- Born: Terry Rex Brown 1956 or 1957
- Died: July 2025 (aged 68) Waikawa, Marlborough, New Zealand
- Occupations: Brothel owner; underworld kingpin;
- Years active: 1990s–2000s

= Terry Brown (brothel owner) =

New Zealand brothel owner and criminal

Terry Rex Brown (1956 or 1957 – July 2025) was a New Zealand brothel owner from Christchurch. Until 2010, he owned 12 sex venues located in Christchurch, including Charlie's Massage Lounge and the nightclub Voodoo Lounge.

==Biography==
Before venturing into the sex industry, Brown was a fisherman. He was also involved in ostrich and deer farming, property development and stock cars and founded the Up, Up and Away company in 1998, which was reported as being an escort service, serving rural South Island communities by helicopter through the provision of strippers and "sexperts".

Brown came to public attention during the late 1990s, due to his connection with a high-profile criminal case. On 26 December 1996, a patron of the Wicked Willies strip club, Barry Coleman, was found unconscious in a doorway of the venue at around 3 am. It was later determined that Coleman had fallen down a flight of stairs. The owner of the venue, Gregory Mather, was charged with murder, but the charges were later reduced to manslaughter. Brown, who was an associate of Mather, was later charged with obstruction of justice after he and Mather allegedly contacted a police witness, in violation of court process. The charges were later dropped, and nobody else was prosecuted. Brown was allegedly connected to the Devil's Henchmen gang. Brown was loosely connected to the murder of Angela Blackmoore. Blackmoore worked at stripclubs owned by Brown, and had met her husband, William, while he was working as a bouncer at one of Brown's venues. In 2019, David Peter Hawken attempted to implicate Brown in the murder, saying Brown was responsible for "all the carnage in town" at the time the murder took place; Hawken was later convicted of Blackmoore's murder.

Brown was a high-profile owner of brothels in Christchurch. Prior to the 2010 Canterbury earthquake, he owned 12 sex venues around the city, including Charlie's Massage Lounge and Voodoo Lounge nightclub. Both venues were firebombed in 2000. The same year, he was involved in the re-theming of the former Palladium Niteclub. Brown filed for bankruptcy in 2001 after failing to file tax returns and having outstanding tax debt for his businesses. In 2005, two years after prostitution was legalised in New Zealand, Brown successfully appealed to the High Court to quash a Christchurch City Council by-law that would have prevented brothels operating in the suburbs of the city. Justice Graham Panckhurst ruled that the by-law would have effectively made single owner-operated brothels (known as soobs) illegal within Christchurch, which he deemed to be unreasonable. The city council spent defending the by-law in court. In 2008, Brown trespassed Labour MP Clayton Cosgrove from three of his premises, despite Cosgrove vehemently asserting he had never visited the businesses. The two reportedly had a feud over disagreement about a shared office car park in Kaiapoi, and Cosgrove's work to outlaw BZP party pills, which Brown sold from some of his businesses.

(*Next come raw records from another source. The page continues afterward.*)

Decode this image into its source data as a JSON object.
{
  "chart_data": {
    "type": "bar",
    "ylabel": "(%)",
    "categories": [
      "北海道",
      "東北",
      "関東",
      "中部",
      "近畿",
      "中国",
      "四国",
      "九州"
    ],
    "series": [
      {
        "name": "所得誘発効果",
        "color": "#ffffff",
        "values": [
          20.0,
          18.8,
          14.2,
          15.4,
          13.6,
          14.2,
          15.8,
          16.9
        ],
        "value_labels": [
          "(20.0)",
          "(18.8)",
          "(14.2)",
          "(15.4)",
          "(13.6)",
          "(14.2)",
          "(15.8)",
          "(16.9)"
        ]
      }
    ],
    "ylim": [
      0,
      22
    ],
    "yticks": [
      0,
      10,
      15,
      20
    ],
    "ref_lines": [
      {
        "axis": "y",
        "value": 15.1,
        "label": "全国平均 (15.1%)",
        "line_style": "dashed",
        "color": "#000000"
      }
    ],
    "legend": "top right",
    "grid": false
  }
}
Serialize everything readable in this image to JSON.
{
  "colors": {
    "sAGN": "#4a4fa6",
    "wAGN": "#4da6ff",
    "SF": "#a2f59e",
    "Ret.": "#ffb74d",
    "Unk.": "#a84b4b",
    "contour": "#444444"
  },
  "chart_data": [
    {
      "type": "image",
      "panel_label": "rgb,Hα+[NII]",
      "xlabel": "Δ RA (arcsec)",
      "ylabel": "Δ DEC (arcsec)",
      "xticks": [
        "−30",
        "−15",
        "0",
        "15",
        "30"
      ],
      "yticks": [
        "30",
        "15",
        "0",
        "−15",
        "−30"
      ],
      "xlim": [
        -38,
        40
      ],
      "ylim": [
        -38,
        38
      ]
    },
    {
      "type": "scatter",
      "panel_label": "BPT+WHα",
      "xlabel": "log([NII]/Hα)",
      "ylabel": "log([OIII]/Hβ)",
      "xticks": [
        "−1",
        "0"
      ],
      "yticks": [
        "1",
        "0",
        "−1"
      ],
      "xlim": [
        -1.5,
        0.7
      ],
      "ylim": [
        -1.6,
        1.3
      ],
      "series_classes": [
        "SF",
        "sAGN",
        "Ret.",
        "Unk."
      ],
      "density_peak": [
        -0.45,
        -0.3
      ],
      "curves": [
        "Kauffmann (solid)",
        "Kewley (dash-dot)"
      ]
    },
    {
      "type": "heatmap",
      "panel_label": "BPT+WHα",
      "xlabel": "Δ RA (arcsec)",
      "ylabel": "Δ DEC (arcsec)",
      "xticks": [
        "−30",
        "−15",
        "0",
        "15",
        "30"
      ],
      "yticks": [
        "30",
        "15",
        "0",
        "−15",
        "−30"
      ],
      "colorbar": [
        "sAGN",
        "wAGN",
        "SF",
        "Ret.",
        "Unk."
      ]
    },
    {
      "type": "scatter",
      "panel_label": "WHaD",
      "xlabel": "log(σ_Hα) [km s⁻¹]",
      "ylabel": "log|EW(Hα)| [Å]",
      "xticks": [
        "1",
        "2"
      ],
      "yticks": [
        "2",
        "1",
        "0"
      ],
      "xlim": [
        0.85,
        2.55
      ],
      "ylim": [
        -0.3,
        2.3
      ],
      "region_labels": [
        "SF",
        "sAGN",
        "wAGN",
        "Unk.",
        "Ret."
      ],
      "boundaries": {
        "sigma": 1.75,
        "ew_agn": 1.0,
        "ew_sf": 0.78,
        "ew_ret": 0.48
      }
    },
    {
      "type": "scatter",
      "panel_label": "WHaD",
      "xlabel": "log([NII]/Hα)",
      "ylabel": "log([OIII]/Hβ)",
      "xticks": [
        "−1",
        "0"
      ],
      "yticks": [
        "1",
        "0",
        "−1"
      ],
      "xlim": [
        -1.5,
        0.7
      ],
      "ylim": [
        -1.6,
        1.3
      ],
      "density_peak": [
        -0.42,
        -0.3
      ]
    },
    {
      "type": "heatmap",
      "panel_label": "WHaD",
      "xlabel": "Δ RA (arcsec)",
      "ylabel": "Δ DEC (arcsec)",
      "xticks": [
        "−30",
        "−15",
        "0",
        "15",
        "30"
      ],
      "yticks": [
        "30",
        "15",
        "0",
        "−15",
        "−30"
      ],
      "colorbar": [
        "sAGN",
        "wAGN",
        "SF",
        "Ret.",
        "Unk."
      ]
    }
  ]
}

Brown announced he would stand for the mayoralty of Waimakariri District Council in 2007, though this never eventuated.

After the Canterbury earthquakes, Brown sold his interests in Christchurch and moved north to live in Waikawa, near Picton. In 2010, he was convicted of owning unlicensed firearms and fined $400. He was aged 53 at the time. In 2013, Brown purchased a hydroslide from Timaru District Council, and announced he had plans to install the hydroslide at the Picton waterfront to "revitalise" the area. The plans never eventuated and the hydroslide was resold to a sharemilker from Geraldine in an auction in 2015.

In 2013, Brown told Stuff that he "might become a consultant to the sex industry [in Christchurch], but [will] see what the city looks like before [he] go[es] back and reinvest[s]." In 2014, he told Stuff that he was planning to return to the sex industry. Brown said that "following the [Canterbury] quakes and the influx of construction workers for the rebuild, there was more demand than ever for sex workers."

Brown died in July 2025. After his death it was revealed that he had recently been found guilty of two charges of doing an indecent act, for touching a 15-year-girl inappropriately and taking sexually suggestive photos of her at his Picton home.